John Owen, Of the Mortification of Sin in Believers
So often repentance gets pushed to the back seat of our thoughts, relegated to a simple, "I'm sorry Lord, I've done this or that thing, and it's bothering me." Or in salvation, how Christian culture has relegated repentance to, "I've done some bad things in my life." How great a disservice has been done to Christians, even to me in my life, to have sin dumbed down to merely sins. How I so struggled in the past with this sin or that sin, crying out to God saying, "If only you'd relieve me of this, then I'd be fine." And yet, he allows us to continue on in it because we've so misconstrued the true terror of sin to such a degree that if we were relieved, we might as well forget God, because we'd be fine. He would never hear from us again.

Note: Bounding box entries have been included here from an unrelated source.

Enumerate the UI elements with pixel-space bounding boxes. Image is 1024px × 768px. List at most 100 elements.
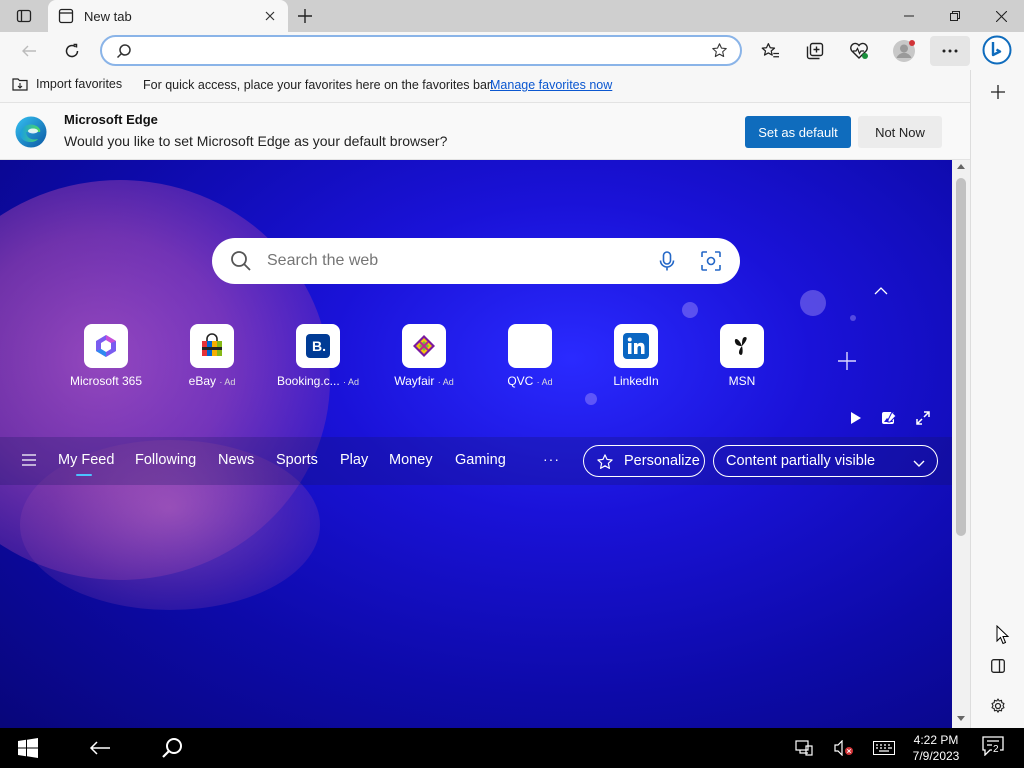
quicklink-microsoft-365[interactable]: Microsoft 365	[53, 324, 159, 388]
heart-pulse-icon	[850, 42, 868, 59]
personalize-star-icon	[596, 453, 614, 475]
profile-button[interactable]	[889, 36, 919, 66]
new-tab-button[interactable]	[292, 4, 318, 28]
tab-title: New tab	[84, 9, 132, 24]
web-search-input[interactable]	[267, 250, 637, 272]
more-feed-tabs-button[interactable]: ···	[543, 451, 560, 467]
feed-tab-my-feed[interactable]: My Feed	[58, 452, 114, 476]
system-clock[interactable]: 4:22 PM 7/9/2023	[905, 732, 967, 764]
personalize-button[interactable]: Personalize	[583, 445, 705, 477]
content-visibility-dropdown[interactable]: Content partially visible	[713, 445, 938, 477]
scroll-up-arrow-icon[interactable]	[957, 164, 965, 169]
collections-button[interactable]	[800, 36, 830, 66]
sidebar-panel-icon	[991, 659, 1005, 673]
settings-and-more-button[interactable]	[930, 36, 970, 66]
search-icon	[230, 250, 252, 277]
background-bubble	[585, 393, 597, 405]
favorites-button[interactable]	[755, 36, 785, 66]
quicklink-linkedin[interactable]: LinkedIn	[583, 324, 689, 388]
volume-tray-button[interactable]	[832, 736, 856, 760]
windows-logo-icon	[18, 738, 38, 758]
tab-actions-button[interactable]	[10, 6, 38, 26]
title-bar: New tab	[0, 0, 1024, 32]
quicklink-label: eBay	[188, 374, 216, 388]
add-favorite-star-icon[interactable]	[711, 42, 728, 64]
feed-tab-play[interactable]: Play	[340, 452, 368, 468]
set-as-default-button[interactable]: Set as default	[745, 116, 851, 148]
taskbar-search-button[interactable]	[160, 736, 184, 760]
feed-tab-news[interactable]: News	[218, 452, 254, 468]
back-arrow-icon	[89, 741, 110, 755]
taskbar-back-button[interactable]	[88, 736, 112, 760]
import-favorites-button[interactable]: Import favorites	[12, 77, 122, 91]
favorites-bar: Import favorites For quick access, place…	[0, 70, 970, 102]
quicklink-qvc[interactable]: QVC · Ad	[477, 324, 583, 388]
scroll-down-arrow-icon[interactable]	[957, 716, 965, 721]
manage-favorites-link[interactable]: Manage favorites now	[490, 78, 612, 92]
page-scrollbar[interactable]	[952, 160, 970, 728]
ad-label: · Ad	[536, 377, 553, 387]
plus-icon	[298, 9, 312, 23]
quicklink-wayfair[interactable]: Wayfair · Ad	[371, 324, 477, 388]
feed-tab-gaming[interactable]: Gaming	[455, 452, 506, 468]
clock-date: 7/9/2023	[912, 749, 960, 763]
play-icon	[851, 412, 861, 424]
minimize-icon	[904, 15, 914, 17]
background-bubble	[800, 290, 826, 316]
banner-title: Microsoft Edge	[64, 112, 158, 127]
feed-tab-money[interactable]: Money	[389, 452, 433, 468]
favorites-star-list-icon	[761, 43, 779, 58]
navigation-toolbar	[0, 32, 1024, 70]
sidebar-add-button[interactable]	[984, 78, 1012, 106]
network-icon	[795, 740, 813, 756]
back-button[interactable]	[14, 36, 44, 66]
restore-button[interactable]	[932, 0, 978, 32]
tab-new-tab[interactable]: New tab	[48, 0, 288, 32]
close-icon	[995, 10, 1007, 22]
not-now-button[interactable]: Not Now	[858, 116, 942, 148]
quicklink-booking[interactable]: B. Booking.c... · Ad	[265, 324, 371, 388]
quicklink-ebay[interactable]: eBay · Ad	[159, 324, 265, 388]
sidebar-settings-button[interactable]	[984, 692, 1012, 720]
expand-background-button[interactable]	[913, 408, 933, 428]
msn-butterfly-icon	[720, 324, 764, 368]
play-video-button[interactable]	[846, 408, 866, 428]
touch-keyboard-button[interactable]	[872, 736, 896, 760]
folder-import-icon	[12, 78, 28, 91]
quicklink-label: MSN	[728, 374, 756, 388]
change-background-button[interactable]	[879, 408, 899, 428]
search-icon	[116, 43, 132, 64]
start-button[interactable]	[16, 736, 40, 760]
address-bar[interactable]	[100, 35, 742, 66]
address-input[interactable]	[142, 41, 702, 61]
browser-essentials-button[interactable]	[844, 36, 874, 66]
feed-navigation-bar: My Feed Following News Sports Play Money…	[0, 437, 952, 485]
web-search-box[interactable]	[212, 238, 740, 284]
bing-copilot-button[interactable]	[981, 34, 1013, 66]
keyboard-icon	[873, 741, 895, 755]
quicklink-label: QVC	[507, 374, 534, 388]
ad-label: · Ad	[343, 377, 360, 387]
feed-tab-following[interactable]: Following	[135, 452, 196, 468]
background-bubble	[682, 302, 698, 318]
visual-search-icon[interactable]	[700, 250, 722, 277]
tab-close-button[interactable]	[262, 8, 278, 24]
taskbar: 4:22 PM 7/9/2023 2	[0, 728, 1024, 768]
wayfair-logo-icon	[402, 324, 446, 368]
network-tray-button[interactable]	[792, 736, 816, 760]
refresh-icon	[65, 43, 79, 58]
action-center-button[interactable]: 2	[982, 736, 1008, 760]
refresh-button[interactable]	[57, 36, 87, 66]
favorites-bar-message: For quick access, place your favorites h…	[143, 78, 494, 92]
quicklink-msn[interactable]: MSN	[689, 324, 795, 388]
close-window-button[interactable]	[978, 0, 1024, 32]
feed-menu-button[interactable]	[22, 453, 36, 471]
microphone-icon[interactable]	[656, 250, 678, 277]
scrollbar-thumb[interactable]	[956, 178, 966, 536]
hide-sidebar-button[interactable]	[984, 652, 1012, 680]
gear-icon	[991, 698, 1005, 713]
add-quicklink-button[interactable]	[836, 350, 858, 372]
feed-tab-sports[interactable]: Sports	[276, 452, 318, 468]
collapse-quicklinks-button[interactable]	[872, 284, 890, 298]
minimize-button[interactable]	[886, 0, 932, 32]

Sin cannot be limited to this act or that act. To this passion or that. To this lifestyle or that. In sin my mother conceived me. The whole of our humanity has been so tainted, so wrecked, so defiled on account of Adam apart from our own choices that if we were locked in a blank room all our lives it would still be enough to convict us of being only the most detestable of creatures. Only by recognising this true identity of sin, that of the totality of its defilement, can we approach God in true repentance, recognising that apart from the Grace shown us in his Son, and by the indwelling of the Spirit are we able to have any peace with him at all.

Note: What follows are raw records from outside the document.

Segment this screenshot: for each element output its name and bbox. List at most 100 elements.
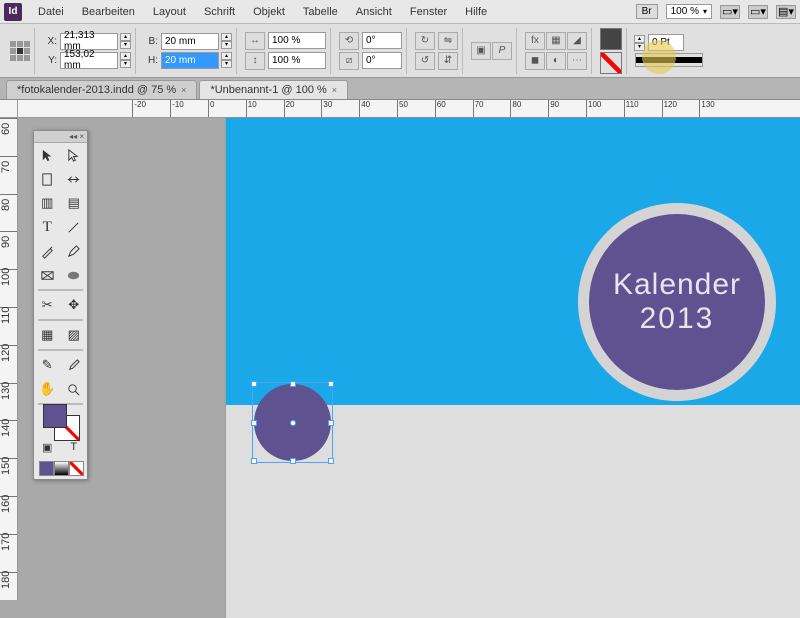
separator <box>38 349 83 351</box>
free-transform-tool[interactable]: ✥ <box>61 293 88 317</box>
resize-handle[interactable] <box>290 458 296 464</box>
shear-field[interactable]: 0° <box>362 52 402 69</box>
title-line1: Kalender <box>613 268 741 302</box>
menu-bearbeiten[interactable]: Bearbeiten <box>74 3 143 21</box>
app-icon: Id <box>4 3 22 21</box>
resize-handle[interactable] <box>251 381 257 387</box>
apply-color-icon[interactable] <box>39 461 54 476</box>
zoom-tool[interactable] <box>61 377 88 401</box>
scale-x-field[interactable]: 100 % <box>268 32 326 49</box>
corner-icon[interactable]: ◢ <box>567 32 587 50</box>
scale-y-icon: ↕ <box>245 52 265 70</box>
tools-panel[interactable]: ◂◂ × ▥ ▤ T ✂ ✥ ▦ ▨ ✎ ✋ ▣ T <box>33 130 88 480</box>
close-icon[interactable]: × <box>181 85 186 95</box>
zoom-level-combo[interactable]: 100 % <box>666 4 712 19</box>
content-collector-tool[interactable]: ▥ <box>34 191 61 215</box>
menu-tabelle[interactable]: Tabelle <box>295 3 346 21</box>
gradient-swatch-tool[interactable]: ▦ <box>34 323 61 347</box>
flip-v-icon[interactable]: ⇵ <box>438 52 458 70</box>
ellipse-tool[interactable] <box>61 263 88 287</box>
tab-unbenannt[interactable]: *Unbenannt-1 @ 100 % × <box>199 80 348 99</box>
title-circle-outer[interactable]: Kalender 2013 <box>578 203 776 401</box>
pencil-tool[interactable] <box>61 239 88 263</box>
direct-selection-tool[interactable] <box>61 143 88 167</box>
rectangle-frame-tool[interactable] <box>34 263 61 287</box>
rotate-cw-icon[interactable]: ↻ <box>415 32 435 50</box>
bridge-button[interactable]: Br <box>636 4 658 19</box>
document-tabs: *fotokalender-2013.indd @ 75 % × *Unbena… <box>0 78 800 100</box>
drop-shadow-icon[interactable]: ◼ <box>525 52 545 70</box>
resize-handle[interactable] <box>251 420 257 426</box>
h-label: H: <box>144 55 158 66</box>
wrap-icon[interactable]: ▦ <box>546 32 566 50</box>
scissors-tool[interactable]: ✂ <box>34 293 61 317</box>
vertical-ruler[interactable]: 60708090100110120130140150160170180 <box>0 118 18 600</box>
arrange-icon[interactable]: ▤▾ <box>776 5 796 19</box>
page-tool[interactable] <box>34 167 61 191</box>
type-tool[interactable]: T <box>34 215 61 239</box>
flip-h-icon[interactable]: ⇋ <box>438 32 458 50</box>
height-field[interactable]: 20 mm <box>161 52 219 69</box>
scale-y-field[interactable]: 100 % <box>268 52 326 69</box>
apply-none-icon[interactable] <box>69 461 84 476</box>
menu-fenster[interactable]: Fenster <box>402 3 455 21</box>
select-container-icon[interactable]: ▣ <box>471 42 491 60</box>
gap-tool[interactable] <box>61 167 88 191</box>
resize-handle[interactable] <box>251 458 257 464</box>
apply-gradient-icon[interactable] <box>54 461 69 476</box>
document-page[interactable]: Kalender 2013 <box>226 118 800 618</box>
view-mode-icon[interactable]: ▭▾ <box>720 5 740 19</box>
screen-mode-icon[interactable]: ▭▾ <box>748 5 768 19</box>
separator <box>38 319 83 321</box>
effects-icon[interactable]: fx <box>525 32 545 50</box>
ruler-origin[interactable] <box>0 100 18 118</box>
content-placer-tool[interactable]: ▤ <box>61 191 88 215</box>
rotate-ccw-icon[interactable]: ↺ <box>415 52 435 70</box>
stroke-weight-field[interactable]: 0 Pt <box>648 34 684 51</box>
stroke-style[interactable] <box>635 53 703 67</box>
reference-point[interactable] <box>10 41 30 61</box>
hand-tool[interactable]: ✋ <box>34 377 61 401</box>
menu-objekt[interactable]: Objekt <box>245 3 293 21</box>
tab-fotokalender[interactable]: *fotokalender-2013.indd @ 75 % × <box>6 80 197 99</box>
eyedropper-tool[interactable] <box>61 353 88 377</box>
line-tool[interactable] <box>61 215 88 239</box>
selected-ellipse[interactable] <box>254 384 331 461</box>
note-tool[interactable]: ✎ <box>34 353 61 377</box>
resize-handle[interactable] <box>328 420 334 426</box>
select-content-icon[interactable]: P <box>492 42 512 60</box>
selection-tool[interactable] <box>34 143 61 167</box>
menu-schrift[interactable]: Schrift <box>196 3 243 21</box>
more-icon[interactable]: ⋯ <box>567 52 587 70</box>
pasteboard[interactable]: Kalender 2013 <box>18 118 800 600</box>
separator <box>38 289 83 291</box>
fill-swatch[interactable] <box>600 28 622 50</box>
tab-label: *Unbenannt-1 @ 100 % <box>210 84 326 96</box>
resize-handle[interactable] <box>328 381 334 387</box>
menu-ansicht[interactable]: Ansicht <box>348 3 400 21</box>
center-handle[interactable] <box>290 420 296 426</box>
resize-handle[interactable] <box>290 381 296 387</box>
tools-panel-header[interactable]: ◂◂ × <box>34 131 87 143</box>
gradient-feather-tool[interactable]: ▨ <box>61 323 88 347</box>
width-field[interactable]: 20 mm <box>161 33 219 50</box>
y-label: Y: <box>43 55 57 66</box>
fill-stroke-control[interactable] <box>34 407 87 437</box>
x-field[interactable]: 21,313 mm <box>60 33 118 50</box>
rotate-icon: ⟲ <box>339 32 359 50</box>
y-field[interactable]: 153,02 mm <box>60 52 118 69</box>
formatting-container-icon[interactable]: ▣ <box>34 437 61 457</box>
resize-handle[interactable] <box>328 458 334 464</box>
menu-hilfe[interactable]: Hilfe <box>457 3 495 21</box>
horizontal-ruler[interactable]: -20-100102030405060708090100110120130 <box>18 100 800 118</box>
formatting-text-icon[interactable]: T <box>61 437 88 457</box>
close-icon[interactable]: × <box>332 85 337 95</box>
stroke-swatch[interactable] <box>600 52 622 74</box>
rotate-field[interactable]: 0° <box>362 32 402 49</box>
opacity-icon[interactable]: ◐ <box>546 52 566 70</box>
x-label: X: <box>43 36 57 47</box>
menu-layout[interactable]: Layout <box>145 3 194 21</box>
menu-datei[interactable]: Datei <box>30 3 72 21</box>
title-circle-inner[interactable]: Kalender 2013 <box>589 214 765 390</box>
pen-tool[interactable] <box>34 239 61 263</box>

This peace does not come from a simple, shallow, freedom from being annoyed by our own consciences, but by a renewing desire to be so totally transformed that sin hasn't a single foothold by which to overcome. Daily looking to the Father in repentance of sin, both recognised and unrecognised, seen and unseen, so that we may be in total and complete submission to him, in obedience of both will and action, mind and body.
What great glory is the Grace of God! What peace that comes from knowing the nature of that from which I've been saved! What great hope there is in knowing that day by day, repentance becomes only more perfect until that day when I see my Lord and Saviour, and become conformed to his character to the Glory of the Father through the Sanctification of his Spirit, so graciously given as a pledge to those who have come to him as children!
So then, take care that repentance not become about this or that issue, this circumstance or that; but rather, that we are so helpless that without the Grace of God moment by moment, our lives would be ruined and we would come to that firey end without hope. But we have a hope not found in relief from grief, for faith is not that which is seen, but a hope founded in knowing what is, and what is yet to be.